On ne peut que répéter ce que nous avons écrit cette semaine. Il est le 3e meilleur buteur d’un championnat où les clubs, en Europa League comme en Ligue des Champions, réalisent de meilleurs résultats que les clubs belges. "Je n’ai pas perdu ma vitesse. Le 2 e but, en fin de match et après une course de quarante mètres, en atteste suffisamment. C’est le résultat du travail réalisé par Sion avec Didier Tholot, mon coach.
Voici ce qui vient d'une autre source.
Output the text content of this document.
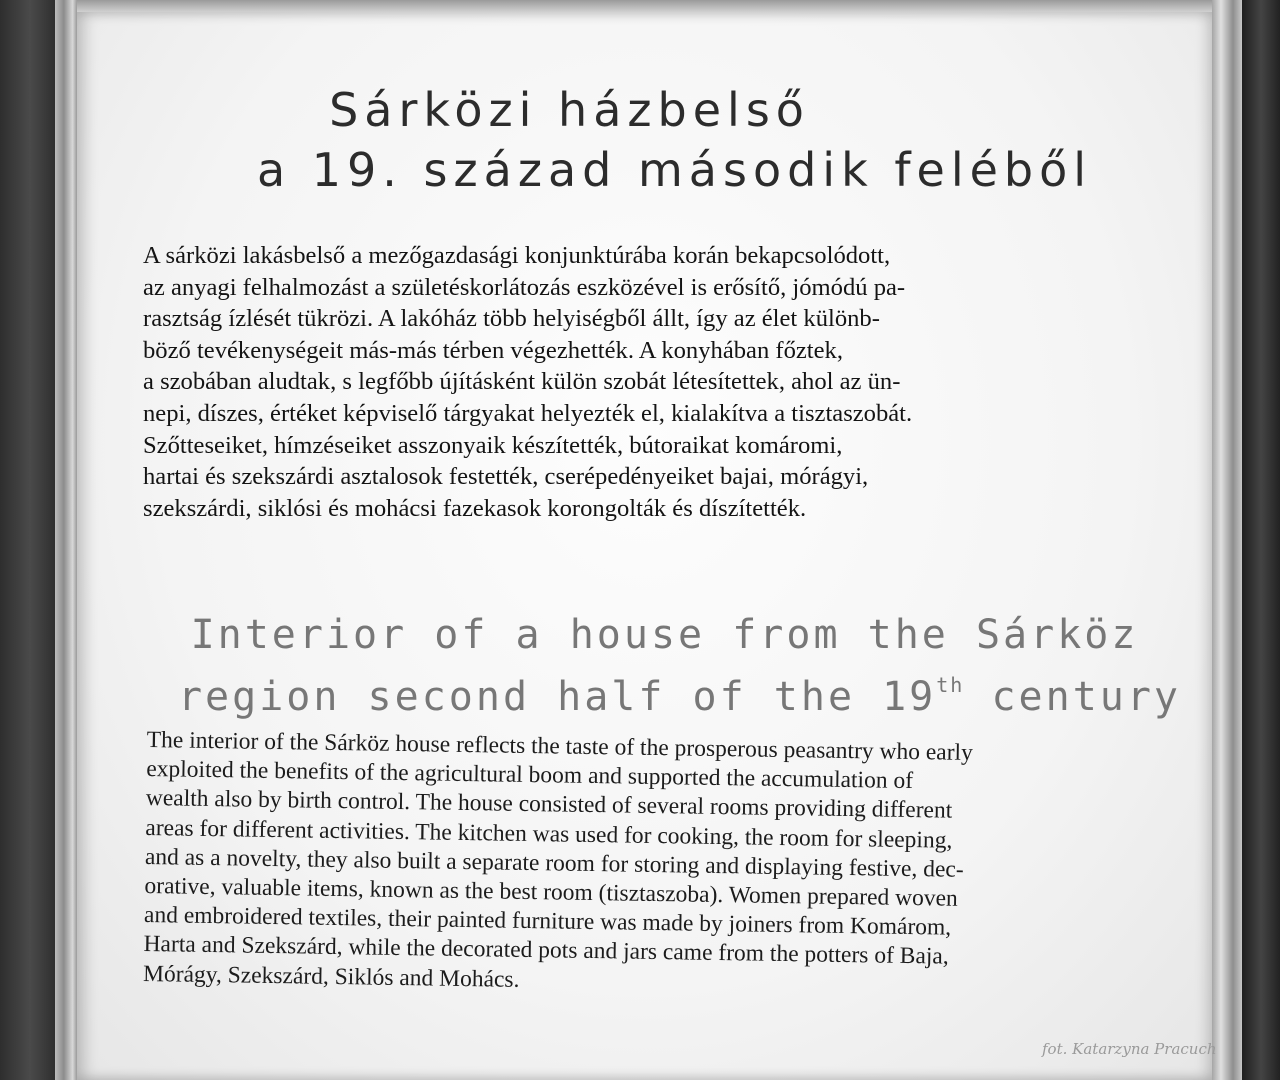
Sárközi házbelső
a 19. század második feléből
A sárközi lakásbelső a mezőgazdasági konjunktúrába korán bekapcsolódott,
az anyagi felhalmozást a születéskorlátozás eszközével is erősítő, jómódú pa-
rasztság ízlését tükrözi. A lakóház több helyiségből állt, így az élet különb-
böző tevékenységeit más-más térben végezhették. A konyhában főztek,
a szobában aludtak, s legfőbb újításként külön szobát létesítettek, ahol az ün-
nepi, díszes, értéket képviselő tárgyakat helyezték el, kialakítva a tisztaszobát.
Szőtteseiket, hímzéseiket asszonyaik készítették, bútoraikat komáromi,
hartai és szekszárdi asztalosok festették, cserépedényeiket bajai, mórágyi,
szekszárdi, siklósi és mohácsi fazekasok korongolták és díszítették.
Interior of a house from the Sárköz
region second half of the 19th century
The interior of the Sárköz house reflects the taste of the prosperous peasantry who early
exploited the benefits of the agricultural boom and supported the accumulation of
wealth also by birth control. The house consisted of several rooms providing different
areas for different activities. The kitchen was used for cooking, the room for sleeping,
and as a novelty, they also built a separate room for storing and displaying festive, dec-
orative, valuable items, known as the best room (tisztaszoba). Women prepared woven
and embroidered textiles, their painted furniture was made by joiners from Komárom,
Harta and Szekszárd, while the decorated pots and jars came from the potters of Baja,
Mórágy, Szekszárd, Siklós and Mohács.
fot. Katarzyna Pracuch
Je peux le remercier, comme le club."

S’il parle de "délivrance" tout en répétant qu’il "savait être capable de telles performances" et qu’il avait "peut-être reçu cette chance trop tard" (NdlR : lisez qu’il aurait pu jouer en Espagne ou en Arménie), Emile confie encore : "Ces deux buts sont pour ma mère. Je sais qu’elle veille encore sur moi depuis son décès."

Il conclut sur le collectif : "En termes de concentration, c’était le jour et la nuit. J’ai apprécié que, si la Turquie maîtrisait la possession de balle, nous nous soyons montrés plus dangereux dans les seize mètres, la zone de vérité."